No, I am not just sitting around thinking about this. I recently read a NY Times article by Dwight Garner -Meditations on noise. It's a book review on three different books that are coming out which all deal with noise. How it affects people, how the world is getting progressively louder, how we create noise even when we're being quiet. But I especially love the ending of the article when Dwight offers up this example: you find yourself driving and lost, what's your first move?, you usually snap off the radio to reorient yourself. "You find a way to become as silent as you can". While I was driving on my great life journey, I got lost, turned off my "life radio", and almost immediately reoriented myself. There is so much beauty in silence. If you can find it.

To-Read List:
Unwanted Sound of Everything We Want: A Book About Noise by Garret Keizer
Zero Decibels: The Quest for Absolute Silence by George Michelson Foy
In Pursuit of Silence: Listening for Meaning in a World of Noise by George Prochnik


  1. Your quest for quiet, tranquility, serenity, harmony, peace in your daily life and existence is not only noble and fulfilling, but necessary and real in a world filled with self-imposed deadlines and forced schedules, perpetual noise pollution, consumerist distractions, banal banter, ignorant gossip, all promoted by a mindless and heartless media and a conditioned society. Many people have lost the ability to listen to themselves think or breathe and instead fill the “void” with distractions or suppress their inner voices in favor of the perception of normality as dictated by society. May your craving for quiet time be with you all the days of your life.

    You are real. You are human. You are a truly amazing person and a rare gem in this cacophonous world we have created.

  2. What a heartfelt post. You are so right, the lacking of silence is quieting so many bigger issues...most often the ones that are most important. I believe I dealt with some post-partom but I also dealt with extreme depression during high school after some traumatic events. As an adult, it comes and goes, and I feel I have a pretty good handle on it. Sometimes I feel like I could use some therapy or some drugs...still, but I take it day by day, and for now, say a lot of prayers. I think I try and divert my mind when I do get sad to things like The Little Things or uplifting books. My children bring a whole lotta love and happiness to my life, too, as I am sure your daughter does.

    Bravo. I applaud you for being brave and true to yourself. I think being in tune with all of our feelings--sad, depressed, lonely, happy...makes it all worth while. It's taking all of them and acknowledging their validity in our human experience that makes this life special.

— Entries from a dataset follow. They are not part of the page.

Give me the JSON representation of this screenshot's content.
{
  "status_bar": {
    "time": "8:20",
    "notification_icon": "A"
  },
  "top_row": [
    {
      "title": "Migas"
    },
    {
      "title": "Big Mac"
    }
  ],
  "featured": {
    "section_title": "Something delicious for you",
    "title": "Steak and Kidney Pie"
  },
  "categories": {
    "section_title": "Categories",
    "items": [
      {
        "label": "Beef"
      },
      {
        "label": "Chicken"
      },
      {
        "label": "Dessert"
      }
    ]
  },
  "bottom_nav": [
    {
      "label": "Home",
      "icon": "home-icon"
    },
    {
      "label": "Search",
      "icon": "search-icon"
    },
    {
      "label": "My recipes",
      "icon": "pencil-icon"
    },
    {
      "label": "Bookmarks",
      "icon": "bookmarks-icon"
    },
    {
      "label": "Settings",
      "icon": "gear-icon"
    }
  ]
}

    Take good care, Cassie

    P.S. Have you read Letters to a Young Poet by Rilke??

  3. Wow Cassie, thank YOU for being so real and personal. This is probably one of my favorite posts because it IS so personal and true to my experiences. I am not ashamed, by any means. And I wish more people spoke up and shared their experiences...then one wouldn't feel so ashamed (as I did) in the midst of depression, etc. That was the hardest thing I've ever been through but I'm still thankful because it's made me who I am today. And I'm so proud to have conquered it ~it made me feel stronger. Sorry you had to experience depression/traumatic events, but it sounds like you've made the most of it and learned from your experience as well. You know, I haven't read that book, although I've heard of it....but it's on my list now. Thanks ~ I'll take ANY book recommendations I can get!